Bis es aber zu prinzipiellen Änderungen kommt, müssen die Rentner mit dem leben, was der russische Staat zur Verfügung stellen kann. Und dies sind jährlich zwei Rentenanpassungen. Die erste Rentenanpassung erfolgt im Januar und basiert auf der Inflationsrate des Vorjahres, d.h. die Rente wird um die Inflationsrate, häufig sogar auch mehr, angehoben. Die Teuerungen im Verlaufe des Vorjahres führen somit nicht zur Verringerung der realen Kaufkraft der Rentner. In diesem Jahr erhielten die Rentner im Januar 6,3 Prozent mehr Rente.
 
Die zweite Rentenanpassung erfolgt im Mai auf der Grundlage der erreichten Wirtschaftsergebnisse des Vorjahres. Hier sind die Anpassungen äußerst unterschiedlich: zwei, drei, vier Prozent.
 
In den letzten zwei Jahren hat es sich so ergeben, dass Präsident Putin angeregt hatte, den russischen Rentnern mal so schnell zwischendurch eine Einmalzahlung zukommen zu lassen. 2020 waren es 5000 Rubel und 2021, wenige Tage vor den Wahlen, waren es 10.000 Rubel.

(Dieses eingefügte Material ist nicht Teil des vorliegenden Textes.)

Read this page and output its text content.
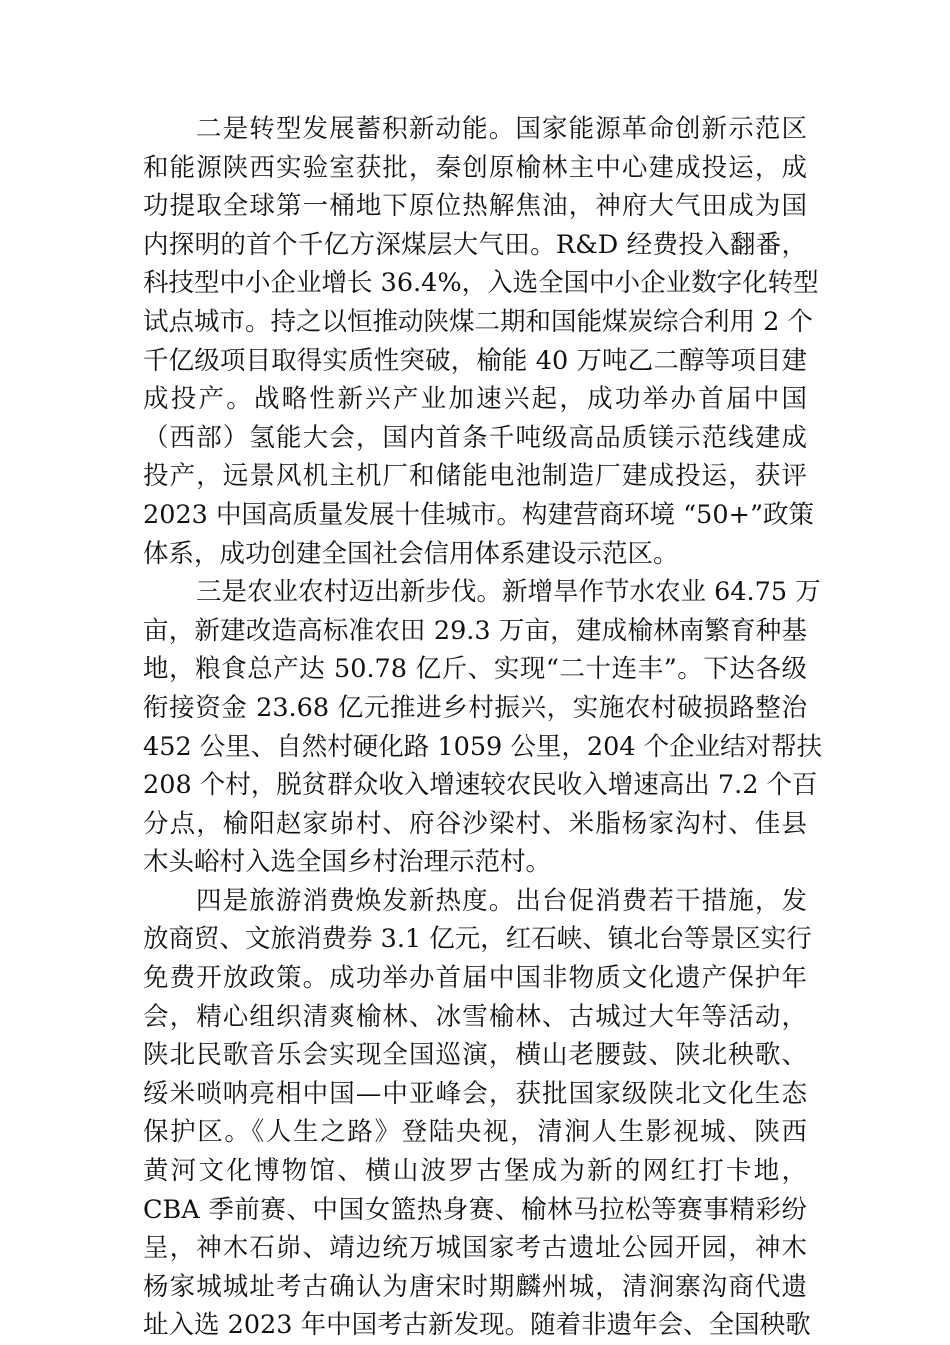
二是转型发展蓄积新动能。国家能源革命创新示范区
和能源陕西实验室获批，秦创原榆林主中心建成投运，成
功提取全球第一桶地下原位热解焦油，神府大气田成为国
内探明的首个千亿方深煤层大气田。R&D 经费投入翻番，
科技型中小企业增长 36.4%，入选全国中小企业数字化转型
试点城市。持之以恒推动陕煤二期和国能煤炭综合利用 2 个
千亿级项目取得实质性突破，榆能 40 万吨乙二醇等项目建
成投产。战略性新兴产业加速兴起，成功举办首届中国
（西部）氢能大会，国内首条千吨级高品质镁示范线建成
投产，远景风机主机厂和储能电池制造厂建成投运，获评
2023 中国高质量发展十佳城市。构建营商环境 “50+”政策
体系，成功创建全国社会信用体系建设示范区。
三是农业农村迈出新步伐。新增旱作节水农业 64.75 万
亩，新建改造高标准农田 29.3 万亩，建成榆林南繁育种基
地，粮食总产达 50.78 亿斤、实现“二十连丰”。下达各级
衔接资金 23.68 亿元推进乡村振兴，实施农村破损路整治
452 公里、自然村硬化路 1059 公里，204 个企业结对帮扶
208 个村，脱贫群众收入增速较农民收入增速高出 7.2 个百
分点，榆阳赵家峁村、府谷沙梁村、米脂杨家沟村、佳县
木头峪村入选全国乡村治理示范村。
四是旅游消费焕发新热度。出台促消费若干措施，发
放商贸、文旅消费券 3.1 亿元，红石峡、镇北台等景区实行
免费开放政策。成功举办首届中国非物质文化遗产保护年
会，精心组织清爽榆林、冰雪榆林、古城过大年等活动，
陕北民歌音乐会实现全国巡演，横山老腰鼓、陕北秧歌、
绥米唢呐亮相中国—中亚峰会，获批国家级陕北文化生态
保护区。《人生之路》登陆央视，清涧人生影视城、陕西
黄河文化博物馆、横山波罗古堡成为新的网红打卡地，
CBA 季前赛、中国女篮热身赛、榆林马拉松等赛事精彩纷
呈，神木石峁、靖边统万城国家考古遗址公园开园，神木
杨家城城址考古确认为唐宋时期麟州城，清涧寨沟商代遗
址入选 2023 年中国考古新发现。随着非遗年会、全国秧歌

Bei einer durchschnittlichen Rente von 16.789 Rubel monatlich doch recht erhebliche Einmalzahlungen.
 
Nun hat sich das Arbeitsministerium zu Wort gemeldet und angekündigt, dass man im Jahre 2022 die Rente um 5,9 Prozent anheben werde. Es geht um den Inflationsausgleich. Damit wird sich die Durchschnittsrente für einen nichtarbeitenden Rentner auf 18.521 Rubel erhöhen. Im Jahre 2023 wird die Durchschnittsrente 19.477 Rubel betragen und im Jahre 2024 soll der nichtarbeitende Rentner durchschnittlich 20.469 Rubel erhalten.
 
Die in Russland gezahlten Renten reichen natürlich nicht aus, um ein sorgenfreies Leben, ähnlich wie zu Zeiten des aktiven Arbeitslebens zu leben. Deshalb müssen auch in Russland die Rentner privat vorsorgen und zu Zeiten, wo sie ein gutes Einkommen erzielen, häufig auch mit Hilfe von Sozialbetrug und Steueroptimierung, Gelder für die Altersvorsorge privat anlegen. Wer dies nicht tut, hat im Alter das Nachsehen. Der erste Stellvertreter der russischen Zentralbank Sergej Schwezow kommentierte, dass der Staat gefragt ist, um ein System der privaten Rentenvorsorge zu schaffen.